Feedback: No One Cares More About Animals Than Our 4-H Kids

Shuttle Letters Policy
The Shuttle welcomes letters of interest to the Weavers Way community. Send to editor@weaversway.coop. The deadline is the 10th of the month prior to publication. Include a name and email address or phone number so we can contact you for verification; no anonymous letters will be published. Letters should be 200 words or less and may be edited. The Shuttle reserves the right to decline to run any letter. 

(This is a response to a letter in last month’s Shuttle. Read it at www.weaversway.coop/mcbride-letter.)

Dear Nell,

Thank you for your concern about our 4-H animals of Manatawna-Saul 4-H Club who participated in last month’s Petapalooza at the request of Weavers Way Co-op. As the current Sheep Leader at M-S 4-H, a longtime Weavers Way working member, and a vegetarian and animal lover, I’d like to clarify a few things.

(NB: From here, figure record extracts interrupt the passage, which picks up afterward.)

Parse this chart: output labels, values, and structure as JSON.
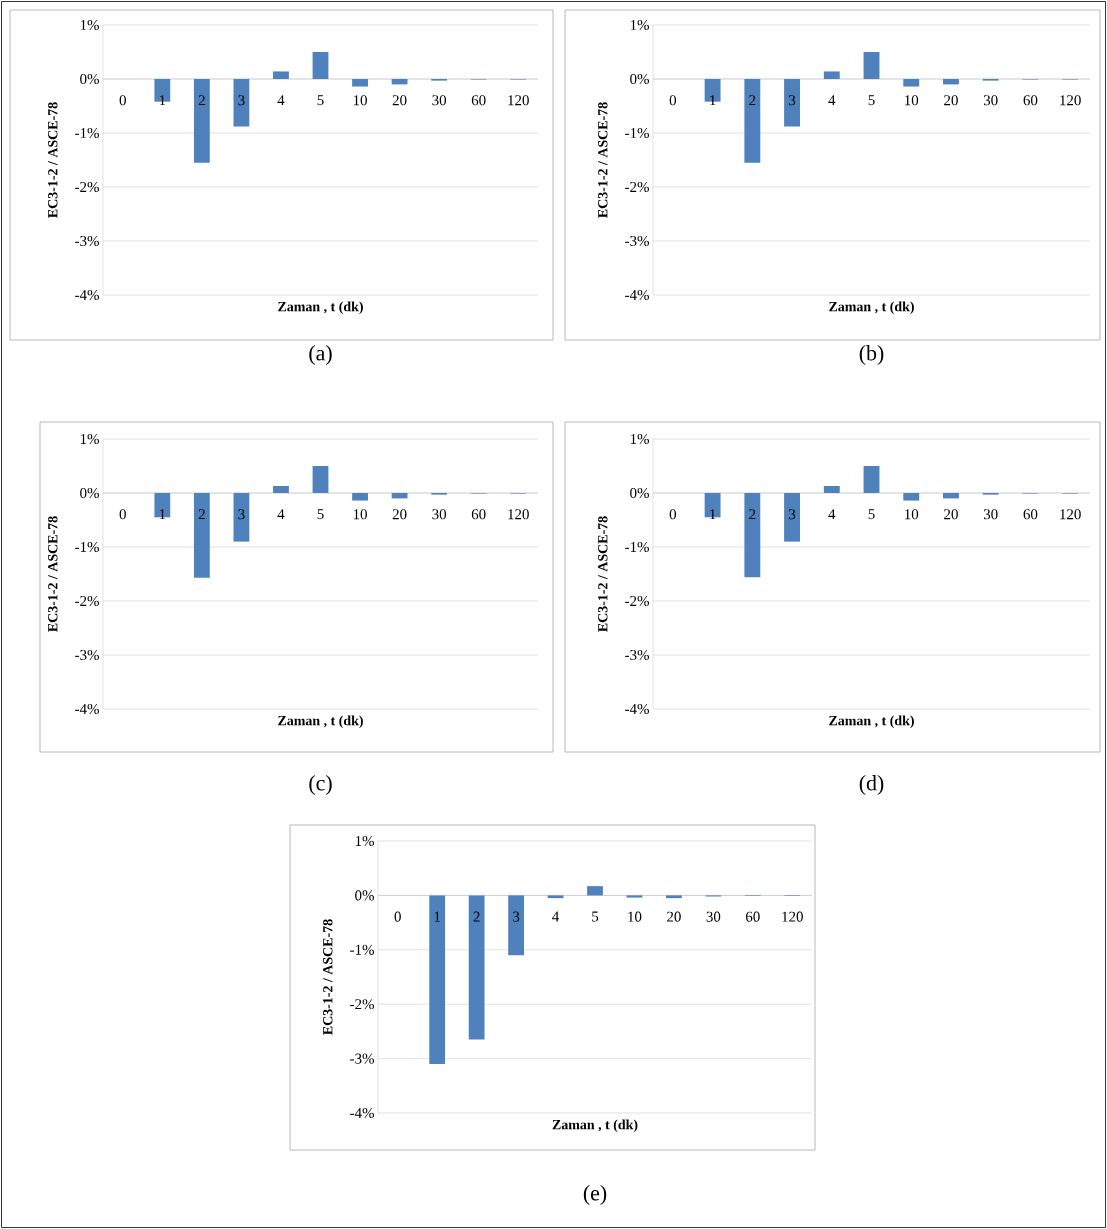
{
  "chart_data": [
    {
      "type": "bar",
      "categories": [
        "0",
        "1",
        "2",
        "3",
        "4",
        "5",
        "10",
        "20",
        "30",
        "60",
        "120"
      ],
      "values": [
        0,
        -0.42,
        -1.55,
        -0.88,
        0.14,
        0.5,
        -0.14,
        -0.1,
        -0.03,
        -0.01,
        -0.01
      ],
      "color": "#4f81bd",
      "ylim": [
        -4,
        1
      ],
      "yticks": [
        {
          "value": -4,
          "label": "-4%"
        },
        {
          "value": -3,
          "label": "-3%"
        },
        {
          "value": -2,
          "label": "-2%"
        },
        {
          "value": -1,
          "label": "-1%"
        },
        {
          "value": 0,
          "label": "0%"
        },
        {
          "value": 1,
          "label": "1%"
        }
      ],
      "xlabel": "Zaman , t  (dk)",
      "ylabel": "EC3-1-2  /  ASCE-78",
      "grid": true,
      "annotations": [
        "(a)"
      ]
    },
    {
      "type": "bar",
      "categories": [
        "0",
        "1",
        "2",
        "3",
        "4",
        "5",
        "10",
        "20",
        "30",
        "60",
        "120"
      ],
      "values": [
        0,
        -0.42,
        -1.55,
        -0.88,
        0.14,
        0.5,
        -0.14,
        -0.1,
        -0.03,
        -0.01,
        -0.01
      ],
      "color": "#4f81bd",
      "ylim": [
        -4,
        1
      ],
      "yticks": [
        {
          "value": -4,
          "label": "-4%"
        },
        {
          "value": -3,
          "label": "-3%"
        },
        {
          "value": -2,
          "label": "-2%"
        },
        {
          "value": -1,
          "label": "-1%"
        },
        {
          "value": 0,
          "label": "0%"
        },
        {
          "value": 1,
          "label": "1%"
        }
      ],
      "xlabel": "Zaman , t  (dk)",
      "ylabel": "EC3-1-2  /  ASCE-78",
      "grid": true,
      "annotations": [
        "(b)"
      ]
    },
    {
      "type": "bar",
      "categories": [
        "0",
        "1",
        "2",
        "3",
        "4",
        "5",
        "10",
        "20",
        "30",
        "60",
        "120"
      ],
      "values": [
        0,
        -0.45,
        -1.57,
        -0.9,
        0.13,
        0.5,
        -0.14,
        -0.1,
        -0.03,
        -0.01,
        -0.01
      ],
      "color": "#4f81bd",
      "ylim": [
        -4,
        1
      ],
      "yticks": [
        {
          "value": -4,
          "label": "-4%"
        },
        {
          "value": -3,
          "label": "-3%"
        },
        {
          "value": -2,
          "label": "-2%"
        },
        {
          "value": -1,
          "label": "-1%"
        },
        {
          "value": 0,
          "label": "0%"
        },
        {
          "value": 1,
          "label": "1%"
        }
      ],
      "xlabel": "Zaman , t  (dk)",
      "ylabel": "EC3-1-2  /  ASCE-78",
      "grid": true,
      "annotations": [
        "(c)"
      ]
    },
    {
      "type": "bar",
      "categories": [
        "0",
        "1",
        "2",
        "3",
        "4",
        "5",
        "10",
        "20",
        "30",
        "60",
        "120"
      ],
      "values": [
        0,
        -0.45,
        -1.56,
        -0.9,
        0.13,
        0.5,
        -0.14,
        -0.1,
        -0.03,
        -0.01,
        -0.01
      ],
      "color": "#4f81bd",
      "ylim": [
        -4,
        1
      ],
      "yticks": [
        {
          "value": -4,
          "label": "-4%"
        },
        {
          "value": -3,
          "label": "-3%"
        },
        {
          "value": -2,
          "label": "-2%"
        },
        {
          "value": -1,
          "label": "-1%"
        },
        {
          "value": 0,
          "label": "0%"
        },
        {
          "value": 1,
          "label": "1%"
        }
      ],
      "xlabel": "Zaman , t  (dk)",
      "ylabel": "EC3-1-2  /  ASCE-78",
      "grid": true,
      "annotations": [
        "(d)"
      ]
    },
    {
      "type": "bar",
      "categories": [
        "0",
        "1",
        "2",
        "3",
        "4",
        "5",
        "10",
        "20",
        "30",
        "60",
        "120"
      ],
      "values": [
        0,
        -3.1,
        -2.65,
        -1.1,
        -0.05,
        0.17,
        -0.04,
        -0.05,
        -0.02,
        -0.01,
        -0.01
      ],
      "color": "#4f81bd",
      "ylim": [
        -4,
        1
      ],
      "yticks": [
        {
          "value": -4,
          "label": "-4%"
        },
        {
          "value": -3,
          "label": "-3%"
        },
        {
          "value": -2,
          "label": "-2%"
        },
        {
          "value": -1,
          "label": "-1%"
        },
        {
          "value": 0,
          "label": "0%"
        },
        {
          "value": 1,
          "label": "1%"
        }
      ],
      "xlabel": "Zaman , t  (dk)",
      "ylabel": "EC3-1-2  /  ASCE-78",
      "grid": true,
      "annotations": [
        "(e)"
      ]
    }
  ]
}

First of all, you are correct in saying that, traditionally, 4-H (“Head, Heart, Hands & Health”) is an agriculturally focused organization. Pennsylvania is predominantly an agricultural state, and part of 4-H’s role in our Commonwealth is to promote and support agriculture. But 4-H does not just grow future farmers. It also grows veterinarians, scientists, environmentalists, public leaders and, in the case of our 4-H club, even vegetarians, vegans, community activists, and animal advocates. 

Yes, our sheep and other animals are predominantly market animals, and our kids do learn how to care for their animals — how to give inoculations, and assess their health; how to feed, groom and medicate. They learn biology, anatomy and physiology. Perhaps more importantly, they learn about committing and working hard cooperatively. They also learn hard lessons about the life cycles of animals in the human (and pet) food chain through their firsthand experience with birth and death on the farm. They are confronted on a weekly basis with ethical questions about where their food comes from, and they learn to raise their market animals humanely and ethically. 

Our animals are pasture-raised on our 76-acre farm in Upper Roxborough, and are very much loved and compassionately cared for by our families from the moment they are born, in early Spring, until they go to market in January. While I will agree that traveling to events such as Petapalooza can be stressful for our animals, our events are specifically limited in time and locale to ensure that morning and evening feedings are absolutely not affected, and that the stress of traveling and being out in unfamiliar surroundings is minimized. The reality is that these events are a necessary part of being able to pay for the upkeep of our 4-H animals, which are well fed and receive top-quality veterinary care from Quakertown Veterinary Hospital. If you observed our animals at all during their time at Petapalooza, you would have seen that they were relaxed, well cared for and very comfortable hanging out with their child/owner, each of whom have known them since birth and spent the last six months lovingly hand-raising them.

So please understand that while we appreciate your concern about the animals, as it mirrors our own, your disparaging remarks about our 4-H club are misdirected and hurtful to the children (and their parents) who spend hours every week working tirelessly to care for our special flock, doing what most people cannot: putting a face to their food. 

Yes, we teach our children how to raise farm animals, and these animals do go to slaughter, but we are also teaching them how to do so mindfully and with compassion, and in a way of which we are all extremely proud. For that, the kids of 4-H should not just be supported, they should be applauded.